Branden Rippey has been a teacher in Newark for 12 years. He teaches history at Science Park High School and told the WSWS, “I am at the demonstration because 11 teachers in my building are being laid off. There are 80 teachers at Science Park High School, which is the magnet school in Newark and like Bronx Science High School in New York. It is also because class sizes will be increased next year, and next year students won’t have elective courses like sociology, which I teach, because there will only be enough teachers to teach the core courses.

“The ruling elite today doesn’t want students to be educated. For instance, if they don’t teach history students won’t have any idea about the history of the workers’ movement. I teach labor history, and students are always surprised to hear about the 1919 Seattle strike where workers took over the city for about a week.

“About 2,000 students in Newark walked out of classes on April 27 and marched to city hall because of the budget cuts.
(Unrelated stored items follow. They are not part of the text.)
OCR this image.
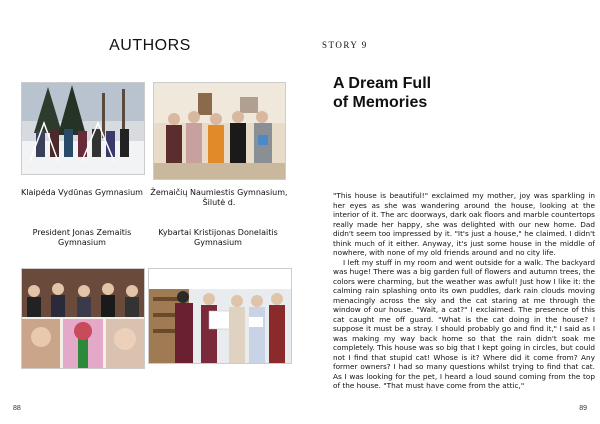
AUTHORS
Klaipėda Vydūnas Gymnasium Žemaičių Naumiestis Gymnasium, Šilutė d.
President Jonas Zemaitis Gymnasium
Kybartai Kristijonas Donelaitis Gymnasium
88
STORY 9
A Dream Full
of Memories

"This house is beautiful!" exclaimed my mother, joy was sparkling in her eyes as she was wandering around the house, looking at the interior of it. The arc doorways, dark oak floors and marble countertops really made her happy, she was delighted with our new home. Dad didn't seem too impressed by it. "It's just a house," he claimed. I didn't think much of it either. Anyway, it's just some house in the middle of nowhere, with none of my old friends around and no city life.

I left my stuff in my room and went outside for a walk. The backyard was huge! There was a big garden full of flowers and autumn trees, the colors were charming, but the weather was awful! Just how I like it: the calming rain splashing onto its own puddles, dark rain clouds moving menacingly across the sky and the cat staring at me through the window of our house. "Wait, a cat?" I exclaimed. The presence of this cat caught me off guard. "What is the cat doing in the house? I suppose it must be a stray. I should probably go and find it," I said as I was making my way back home so that the rain didn't soak me completely. This house was so big that I kept going in circles, but could not I find that stupid cat! Whose is it? Where did it come from? Any former owners? I had so many questions whilst trying to find that cat. As I was looking for the pet, I heard a loud sound coming from the top of the house. "That must have come from the attic,"

89
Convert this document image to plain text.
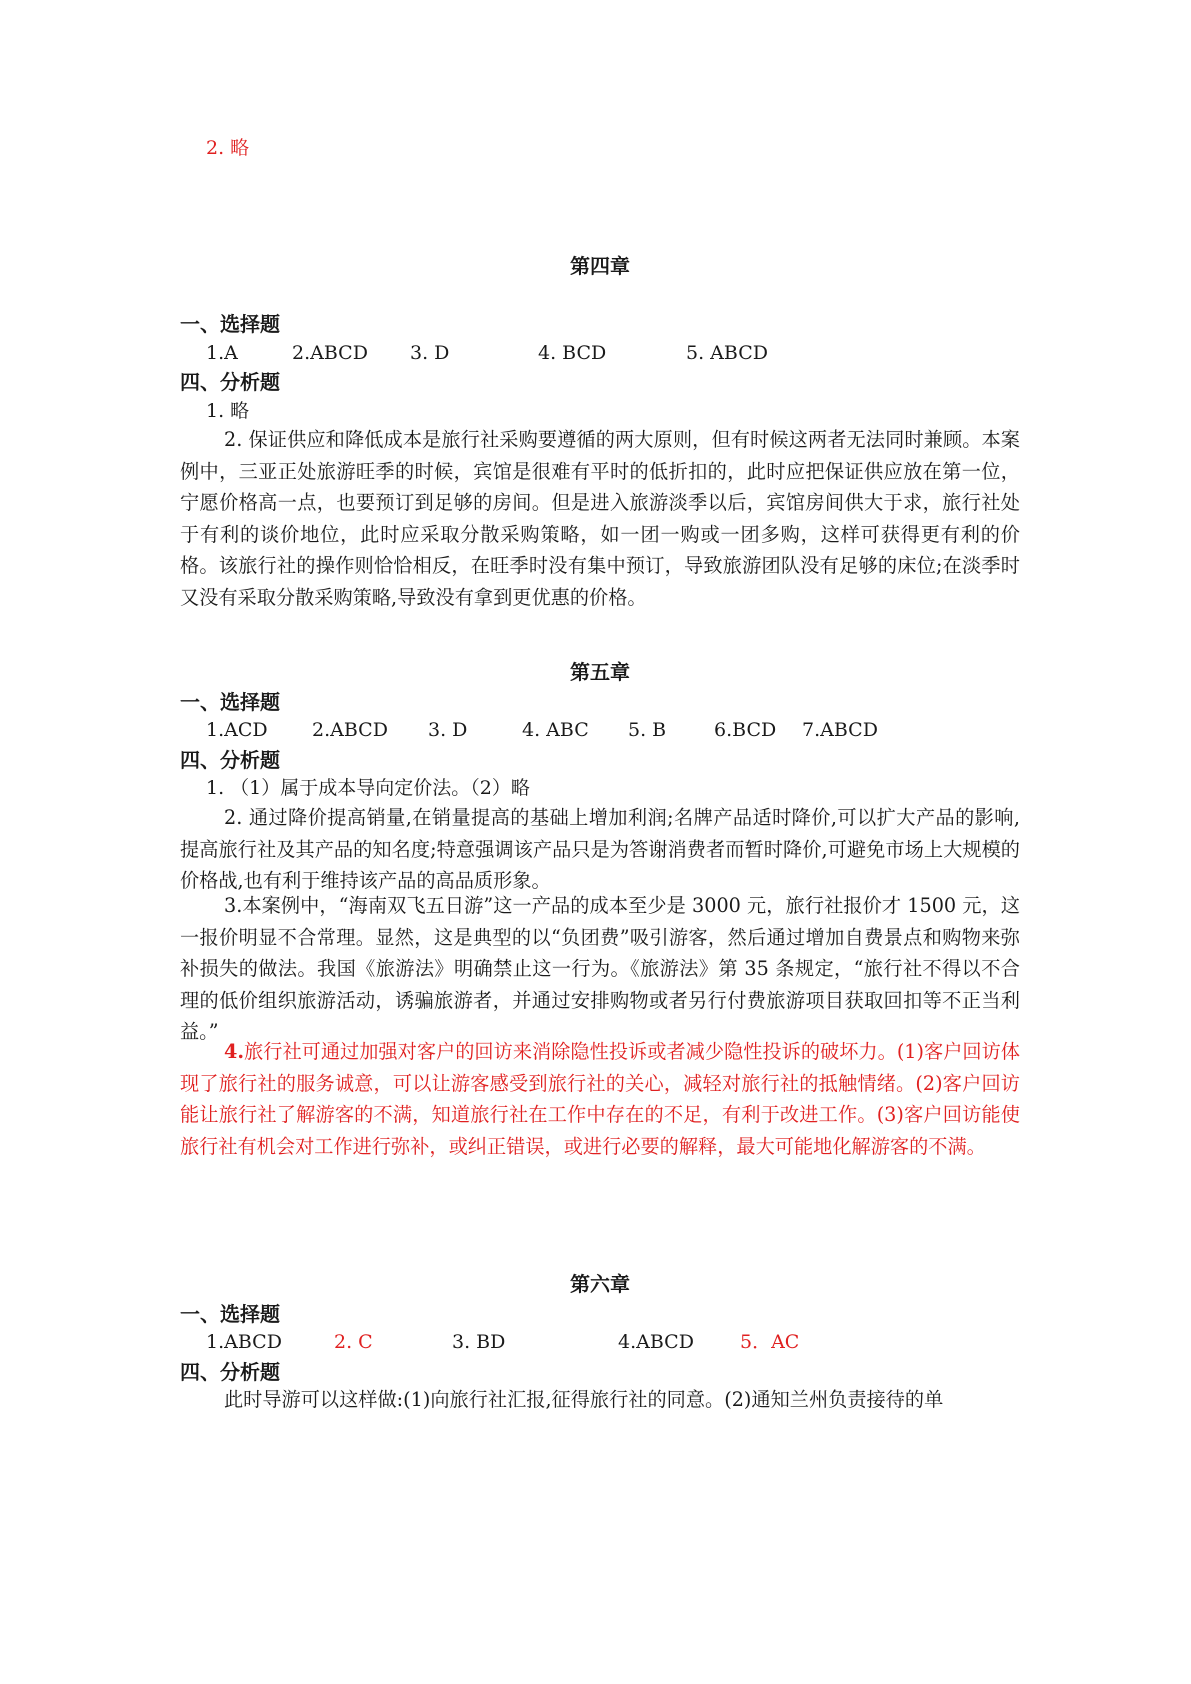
2. 略
第四章
一、选择题
1.A	2.ABCD 3. D	4. BCD	5. ABCD
四、分析题
1. 略
2. 保证供应和降低成本是旅行社采购要遵循的两大原则，但有时候这两者无法同时兼顾。本案例中，三亚正处旅游旺季的时候，宾馆是很难有平时的低折扣的，此时应把保证供应放在第一位，宁愿价格高一点，也要预订到足够的房间。但是进入旅游淡季以后，宾馆房间供大于求，旅行社处于有利的谈价地位，此时应采取分散采购策略，如一团一购或一团多购，这样可获得更有利的价格。该旅行社的操作则恰恰相反，在旺季时没有集中预订，导致旅游团队没有足够的床位;在淡季时又没有采取分散采购策略,导致没有拿到更优惠的价格。
第五章
一、选择题
1.ACD 2.ABCD 3. D	4. ABC 5. B	6.BCD 7.ABCD
四、分析题
1. （1）属于成本导向定价法。（2）略
2. 通过降价提高销量,在销量提高的基础上增加利润;名牌产品适时降价,可以扩大产品的影响,提高旅行社及其产品的知名度;特意强调该产品只是为答谢消费者而暂时降价,可避免市场上大规模的价格战,也有利于维持该产品的高品质形象。
3.本案例中，“海南双飞五日游”这一产品的成本至少是 3000 元，旅行社报价才 1500 元，这一报价明显不合常理。显然，这是典型的以“负团费”吸引游客，然后通过增加自费景点和购物来弥补损失的做法。我国《旅游法》明确禁止这一行为。《旅游法》第 35 条规定，“旅行社不得以不合理的低价组织旅游活动，诱骗旅游者，并通过安排购物或者另行付费旅游项目获取回扣等不正当利益。”
4.旅行社可通过加强对客户的回访来消除隐性投诉或者减少隐性投诉的破坏力。(1)客户回访体现了旅行社的服务诚意，可以让游客感受到旅行社的关心，减轻对旅行社的抵触情绪。(2)客户回访能让旅行社了解游客的不满，知道旅行社在工作中存在的不足，有利于改进工作。(3)客户回访能使旅行社有机会对工作进行弥补，或纠正错误，或进行必要的解释，最大可能地化解游客的不满。
第六章
一、选择题
1.ABCD	2. C	3. BD	4.ABCD 5．AC
四、分析题
此时导游可以这样做:(1)向旅行社汇报,征得旅行社的同意。(2)通知兰州负责接待的单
In one of the biggest contingents in the city, about 500 walked out of our school in support of teachers and education. I was proud of them.
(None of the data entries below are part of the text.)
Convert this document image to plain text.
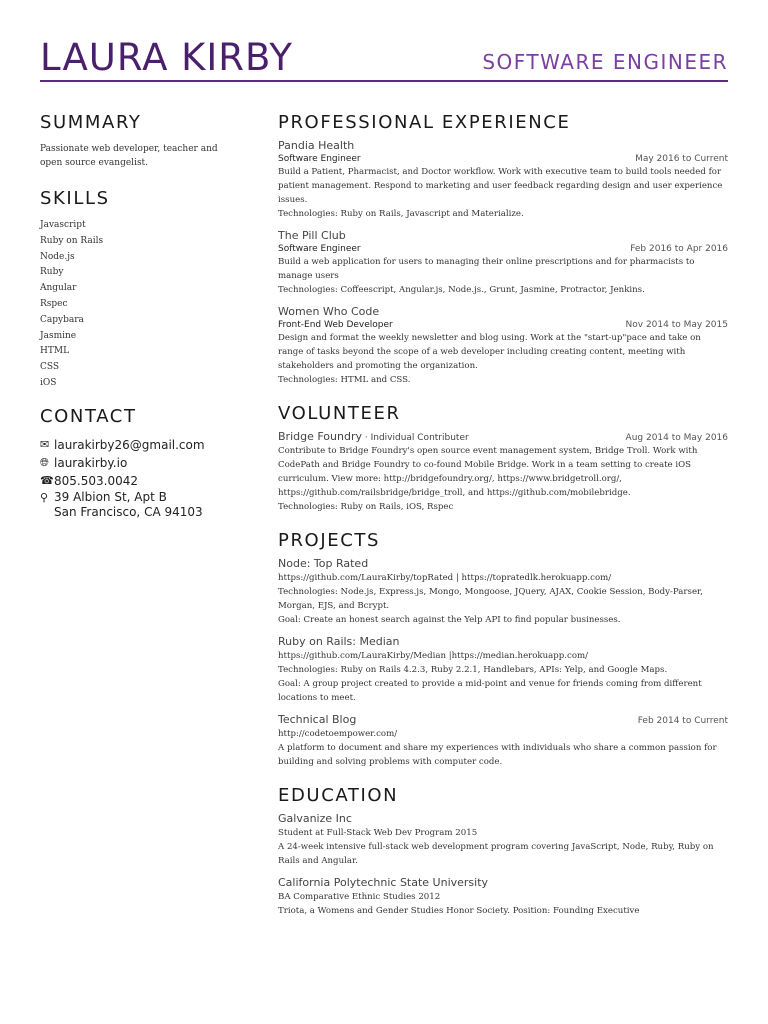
LAURA KIRBY	SOFTWARE ENGINEER
SUMMARY
Passionate web developer, teacher and open source evangelist.
SKILLS
Javascript
Ruby on Rails
Node.js
Ruby
Angular
Rspec
Capybara
Jasmine
HTML
CSS
iOS
CONTACT
✉ laurakirby26@gmail.com
🌐︎ laurakirby.io
☎ 805.503.0042
⚲ 39 Albion St, Apt B
San Francisco, CA 94103
PROFESSIONAL EXPERIENCE
Pandia Health
Software Engineer	May 2016 to Current
Build a Patient, Pharmacist, and Doctor workflow. Work with executive team to build tools needed for patient management. Respond to marketing and user feedback regarding design and user experience issues.
Technologies: Ruby on Rails, Javascript and Materialize.
The Pill Club
Software Engineer	Feb 2016 to Apr 2016
Build a web application for users to managing their online prescriptions and for pharmacists to manage users
Technologies: Coffeescript, Angular.js, Node.js., Grunt, Jasmine, Protractor, Jenkins.
Women Who Code
Front-End Web Developer	Nov 2014 to May 2015
Design and format the weekly newsletter and blog using. Work at the "start-up"pace and take on range of tasks beyond the scope of a web developer including creating content, meeting with stakeholders and promoting the organization.
Technologies: HTML and CSS.
VOLUNTEER
Bridge Foundry · Individual Contributer	Aug 2014 to May 2016
Contribute to Bridge Foundry's open source event management system, Bridge Troll. Work with CodePath and Bridge Foundry to co-found Mobile Bridge. Work in a team setting to create iOS curriculum. View more: http://bridgefoundry.org/, https://www.bridgetroll.org/, https://github.com/railsbridge/bridge_troll, and https://github.com/mobilebridge.
Technologies: Ruby on Rails, iOS, Rspec
PROJECTS
Node: Top Rated
https://github.com/LauraKirby/topRated | https://topratedlk.herokuapp.com/
Technologies: Node.js, Express.js, Mongo, Mongoose, JQuery, AJAX, Cookie Session, Body-Parser, Morgan, EJS, and Bcrypt.
Goal: Create an honest search against the Yelp API to find popular businesses.
Ruby on Rails: Median
https://github.com/LauraKirby/Median |https://median.herokuapp.com/
Technologies: Ruby on Rails 4.2.3, Ruby 2.2.1, Handlebars, APIs: Yelp, and Google Maps.
Goal: A group project created to provide a mid-point and venue for friends coming from different locations to meet.
Technical Blog	Feb 2014 to Current
http://codetoempower.com/
A platform to document and share my experiences with individuals who share a common passion for building and solving problems with computer code.
EDUCATION
Galvanize Inc
Student at Full-Stack Web Dev Program 2015
A 24-week intensive full-stack web development program covering JavaScript, Node, Ruby, Ruby on Rails and Angular.
California Polytechnic State University
BA Comparative Ethnic Studies 2012
Triota, a Womens and Gender Studies Honor Society. Position: Founding Executive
“I think it was very important there was a statewide walkout of students. This shows that the students are not jaded by the system. The unions have become way too bureaucratic, especially the union in Newark. I’m a building rep in the union, but the NTU has done nothing there. We definitely need to break with the Democratic Party as well as the Republicans. I’ve also left the Green Party. I am in favor of a mass socialist party.”